Fairfield County Council agenda blunders multiply

WINNSBORO – Fairfield County Council once again had to pull an agenda item at the last minute after failing to follow proper meeting procedures.

At Monday night’s meeting, the council tabled third reading of an ordinance relating to the sale of property within the Fairfield County industrial park.

The reason? Council had never held a second reading.

Ordinance 784 received first reading by title only on January 10. The measure would grant a first right of refusal over the sale of a parcel within the commerce center.

Councilman Doug Pauley called attention to the agenda gaffe.

“I would like to know who is responsible on the agenda team to make sure these agendas are correct,” Pauley said. “We need to make sure that we are providing our citizens with all the information necessary.”

Council chairman Moses Bell never addressed the vague descriptions of properties and the lack of other information on several ordinances.

Bell did acknowledge the council failed to give second reading to Ordinance 784, and supported tabling the measure until after a second reading is held.

“You are absolutely correct,” Bell said. “So tonight, we’re going to table [the ordinance] until we get the second reading. You’re right.”

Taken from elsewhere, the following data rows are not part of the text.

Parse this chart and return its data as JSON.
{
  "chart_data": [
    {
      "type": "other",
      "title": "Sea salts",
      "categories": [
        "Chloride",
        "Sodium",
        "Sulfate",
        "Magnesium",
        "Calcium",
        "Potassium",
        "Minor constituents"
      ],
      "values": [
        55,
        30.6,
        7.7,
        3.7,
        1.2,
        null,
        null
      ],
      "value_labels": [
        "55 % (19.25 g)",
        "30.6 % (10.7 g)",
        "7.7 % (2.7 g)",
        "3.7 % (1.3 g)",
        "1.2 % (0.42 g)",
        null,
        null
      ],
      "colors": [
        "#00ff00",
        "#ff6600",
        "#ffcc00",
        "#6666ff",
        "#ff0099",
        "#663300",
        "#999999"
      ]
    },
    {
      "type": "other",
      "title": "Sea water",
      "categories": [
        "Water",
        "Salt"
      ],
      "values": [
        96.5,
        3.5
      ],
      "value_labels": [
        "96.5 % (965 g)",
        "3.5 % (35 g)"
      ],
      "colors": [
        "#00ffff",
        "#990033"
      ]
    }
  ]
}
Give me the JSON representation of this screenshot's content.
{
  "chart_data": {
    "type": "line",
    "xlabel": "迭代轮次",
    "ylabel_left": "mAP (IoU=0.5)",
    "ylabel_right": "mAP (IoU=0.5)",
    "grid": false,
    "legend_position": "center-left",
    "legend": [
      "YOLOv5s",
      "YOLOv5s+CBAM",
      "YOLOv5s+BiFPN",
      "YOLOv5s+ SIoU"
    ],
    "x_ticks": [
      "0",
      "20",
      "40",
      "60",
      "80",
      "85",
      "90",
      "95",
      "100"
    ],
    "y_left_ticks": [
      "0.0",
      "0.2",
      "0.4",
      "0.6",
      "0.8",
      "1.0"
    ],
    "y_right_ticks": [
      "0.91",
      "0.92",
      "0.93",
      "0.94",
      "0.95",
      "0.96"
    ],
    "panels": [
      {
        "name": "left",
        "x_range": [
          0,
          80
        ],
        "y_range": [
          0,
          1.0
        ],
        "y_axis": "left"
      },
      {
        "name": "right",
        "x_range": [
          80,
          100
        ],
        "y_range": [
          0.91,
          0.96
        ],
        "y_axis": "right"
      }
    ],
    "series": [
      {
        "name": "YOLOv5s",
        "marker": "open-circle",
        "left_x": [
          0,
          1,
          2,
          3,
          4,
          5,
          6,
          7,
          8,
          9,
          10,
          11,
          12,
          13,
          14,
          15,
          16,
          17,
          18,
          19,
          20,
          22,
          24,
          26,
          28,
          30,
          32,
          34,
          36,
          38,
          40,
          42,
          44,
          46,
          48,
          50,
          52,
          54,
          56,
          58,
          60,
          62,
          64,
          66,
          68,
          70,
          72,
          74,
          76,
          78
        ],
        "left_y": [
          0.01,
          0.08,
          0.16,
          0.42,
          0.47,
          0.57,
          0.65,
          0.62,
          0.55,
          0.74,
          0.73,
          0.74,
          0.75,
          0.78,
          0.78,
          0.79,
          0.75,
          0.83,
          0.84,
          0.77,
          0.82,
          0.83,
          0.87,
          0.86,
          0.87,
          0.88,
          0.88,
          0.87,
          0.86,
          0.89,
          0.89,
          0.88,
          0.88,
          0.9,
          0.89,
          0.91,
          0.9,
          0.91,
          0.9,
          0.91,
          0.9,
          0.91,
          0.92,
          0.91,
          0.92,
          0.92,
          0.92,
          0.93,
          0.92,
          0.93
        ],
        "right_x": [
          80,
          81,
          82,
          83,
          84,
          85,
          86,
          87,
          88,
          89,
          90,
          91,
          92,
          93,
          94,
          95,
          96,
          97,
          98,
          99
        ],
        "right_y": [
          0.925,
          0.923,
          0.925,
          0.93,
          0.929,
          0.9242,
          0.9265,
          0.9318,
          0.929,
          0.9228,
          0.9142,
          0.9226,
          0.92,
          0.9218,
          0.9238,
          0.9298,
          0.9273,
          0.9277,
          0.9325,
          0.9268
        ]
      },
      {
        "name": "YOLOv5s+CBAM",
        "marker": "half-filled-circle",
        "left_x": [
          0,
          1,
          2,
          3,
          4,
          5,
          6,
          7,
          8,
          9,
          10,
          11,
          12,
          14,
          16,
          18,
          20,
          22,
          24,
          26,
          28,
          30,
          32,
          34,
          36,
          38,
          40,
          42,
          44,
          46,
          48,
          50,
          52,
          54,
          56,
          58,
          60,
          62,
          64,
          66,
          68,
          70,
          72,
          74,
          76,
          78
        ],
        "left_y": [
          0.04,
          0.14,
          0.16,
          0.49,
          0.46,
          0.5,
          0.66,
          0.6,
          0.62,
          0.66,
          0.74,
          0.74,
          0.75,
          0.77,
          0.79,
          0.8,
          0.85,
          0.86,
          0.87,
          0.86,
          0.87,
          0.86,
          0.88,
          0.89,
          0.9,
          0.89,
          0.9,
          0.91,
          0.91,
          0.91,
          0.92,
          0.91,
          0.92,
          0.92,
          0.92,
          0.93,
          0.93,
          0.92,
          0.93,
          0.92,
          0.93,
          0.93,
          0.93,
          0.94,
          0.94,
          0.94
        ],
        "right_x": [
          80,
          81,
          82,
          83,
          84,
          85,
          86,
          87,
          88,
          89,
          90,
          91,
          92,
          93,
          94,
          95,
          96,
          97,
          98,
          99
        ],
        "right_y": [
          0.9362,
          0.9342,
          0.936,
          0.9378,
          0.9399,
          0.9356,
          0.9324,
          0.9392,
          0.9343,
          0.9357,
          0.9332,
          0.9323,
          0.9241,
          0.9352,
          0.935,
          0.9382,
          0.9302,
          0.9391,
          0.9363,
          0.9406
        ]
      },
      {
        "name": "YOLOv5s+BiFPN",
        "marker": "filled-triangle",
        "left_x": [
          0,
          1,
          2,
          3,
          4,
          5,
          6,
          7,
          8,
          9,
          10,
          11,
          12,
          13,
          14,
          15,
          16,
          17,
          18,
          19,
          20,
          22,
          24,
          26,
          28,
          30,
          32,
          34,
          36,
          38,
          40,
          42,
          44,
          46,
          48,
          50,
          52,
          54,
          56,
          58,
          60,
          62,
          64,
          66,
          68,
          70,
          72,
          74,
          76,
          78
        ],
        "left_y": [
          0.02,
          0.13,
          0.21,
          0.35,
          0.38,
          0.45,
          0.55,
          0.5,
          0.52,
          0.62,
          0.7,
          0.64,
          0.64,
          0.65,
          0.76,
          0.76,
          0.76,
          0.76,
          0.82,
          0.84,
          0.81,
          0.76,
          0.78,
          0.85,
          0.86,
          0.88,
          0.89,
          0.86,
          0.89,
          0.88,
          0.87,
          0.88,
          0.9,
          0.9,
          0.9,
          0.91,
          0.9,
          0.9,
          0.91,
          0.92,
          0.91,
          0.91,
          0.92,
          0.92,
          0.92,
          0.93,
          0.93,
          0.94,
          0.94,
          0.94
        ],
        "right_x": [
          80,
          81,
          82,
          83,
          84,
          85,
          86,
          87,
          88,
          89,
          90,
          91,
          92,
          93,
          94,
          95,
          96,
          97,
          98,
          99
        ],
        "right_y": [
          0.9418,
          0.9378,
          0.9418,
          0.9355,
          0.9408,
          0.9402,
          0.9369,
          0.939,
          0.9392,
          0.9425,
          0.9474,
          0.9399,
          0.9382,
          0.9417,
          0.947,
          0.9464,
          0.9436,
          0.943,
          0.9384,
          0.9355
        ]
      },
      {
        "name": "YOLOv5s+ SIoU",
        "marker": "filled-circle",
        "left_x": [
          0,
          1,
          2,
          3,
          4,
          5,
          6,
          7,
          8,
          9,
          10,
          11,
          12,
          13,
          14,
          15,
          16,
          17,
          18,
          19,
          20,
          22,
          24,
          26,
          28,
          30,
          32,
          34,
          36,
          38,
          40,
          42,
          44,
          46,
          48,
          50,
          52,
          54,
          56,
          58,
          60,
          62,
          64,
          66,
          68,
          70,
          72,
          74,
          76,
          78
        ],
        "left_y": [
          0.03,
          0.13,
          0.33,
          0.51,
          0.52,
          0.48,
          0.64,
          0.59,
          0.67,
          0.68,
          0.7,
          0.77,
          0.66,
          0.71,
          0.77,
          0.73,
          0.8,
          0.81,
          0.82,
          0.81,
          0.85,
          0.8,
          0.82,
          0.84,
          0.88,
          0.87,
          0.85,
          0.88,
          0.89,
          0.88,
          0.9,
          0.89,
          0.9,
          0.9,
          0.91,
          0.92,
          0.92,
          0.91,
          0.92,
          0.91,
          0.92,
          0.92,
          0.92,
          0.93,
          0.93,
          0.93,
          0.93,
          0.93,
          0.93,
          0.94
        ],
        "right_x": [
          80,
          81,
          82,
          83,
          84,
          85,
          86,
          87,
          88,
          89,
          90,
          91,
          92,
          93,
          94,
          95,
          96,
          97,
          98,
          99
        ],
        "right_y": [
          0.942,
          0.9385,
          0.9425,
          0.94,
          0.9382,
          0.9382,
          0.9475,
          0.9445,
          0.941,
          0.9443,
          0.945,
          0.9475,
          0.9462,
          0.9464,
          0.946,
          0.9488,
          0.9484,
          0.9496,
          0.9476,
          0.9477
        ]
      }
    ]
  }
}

Pauley also pointed out that agenda errors unnecessarily cost taxpayers money. These mistakes force Fairfield to buy multiple advertisements at extra cost to the county. Pauley also noted that the county is publishing public hearing notices in the newspaper three times when they are only required to publish them one time, 15 days prior to the public hearing. That, Pauley said, is also an unnecessary extra cost to tax payers.

Bell replied to that feedback with a mere “thank you.”

Recurring theme

Council failed to approve third and final reading of Ordinance 787 amending the appropriation of funds from the American Rescue Plan due to the lack of a second. After discussing it in executive session later that evening, council voted 5-2 to approve it, with Councilmen Mikel Trapp and Tim Roseborough voting against.

The ordinance oversight is the latest in a series of procedural blunders over the last several months relating to the agenda.

At the January 10 meeting, council members delayed second reading of a lease agreement with Dominion Energy for a public recreation area because virtually no details had been made available to council members prior to the vote.

“We need to see the proposed lease agreement with Dominion on the property,” Pauley wrote in an email to Bell.

“It’s hard to vote on a lease agreement when you haven’t seen it. If this is second reading why does it not show the full ordinance and only shows title only?”

Bell agreed, leading to the measure being pulled. It’s not come back up for a follow-up vote.

“You are absolutely right,” Bell responded. “Since the ordinance is not complete it will come off the agenda.”

Also in January, The Voice called attention to another omission, this one relating to a rezoning request that failed to identify the property.

Bell initially said that the property information was on the agenda. But when The Voice noted the information was missing, Bell stated it was included in the council’s agenda packet, which isn’t readily available to the public. 

Bell later apologized and said it “would not happen in the future.”

More missing information

Despite Bell’s pledge in January, several properties on the Feb. 14 agenda were not sufficiently identified subject to a public vote.

While some Commerce Center related measures on Monday night’s agenda identified pertinent parcels, the public notices published in advance of the meeting did not.

During a series of votes, council voted to spend $500,000 to build a new spec building, did not vote on Ordinance 786 the sale of two undeveloped properties in the Commerce Center and also did not vote on Orinance 785 to ease design restrictions for structures that might be built on those properties.

A buyer called Windy Hill Development had offered to buy the two Commerce Center parcels. County officials have said the sale would make the commerce center more conducive to development.

On Monday night, county resident Landrum Johnson voiced concerns that the buyer seems to be receiving special treatment. He also thought the sale price was low.

“That sale seems to be done without restrictions, which seems to invite potential abuse of the neighborhood. It doesn’t seem appropriate,” Johnson said.

During public comment, Ridgeway resident Randy Bright said the ordinances on the agenda continue to illustrate the council’s willy-nilly approach to budgetary and planning matters.

“We don’t even know where we stand financially. We haven’t done an audit in over a year,” Bright said. “Now and then we quote a one-day figure of the fund balance, which is mostly meaningless.”

Comments

  1. Bingo. FOIA/Open Meetings violation. Congratulation, Moses.
    Give that man the booby prize. You can just re-name it and slap it back on the Agenda. Where was the 24 hours’ notice that S.C. law requires.
    Nice try. No pass. Do it right now, and put a Second Reading on the agenda for the next meeting.
    How did that public body ever vote 7-0? Are ALL of them ignorant of the law? Was the Town Attorney there?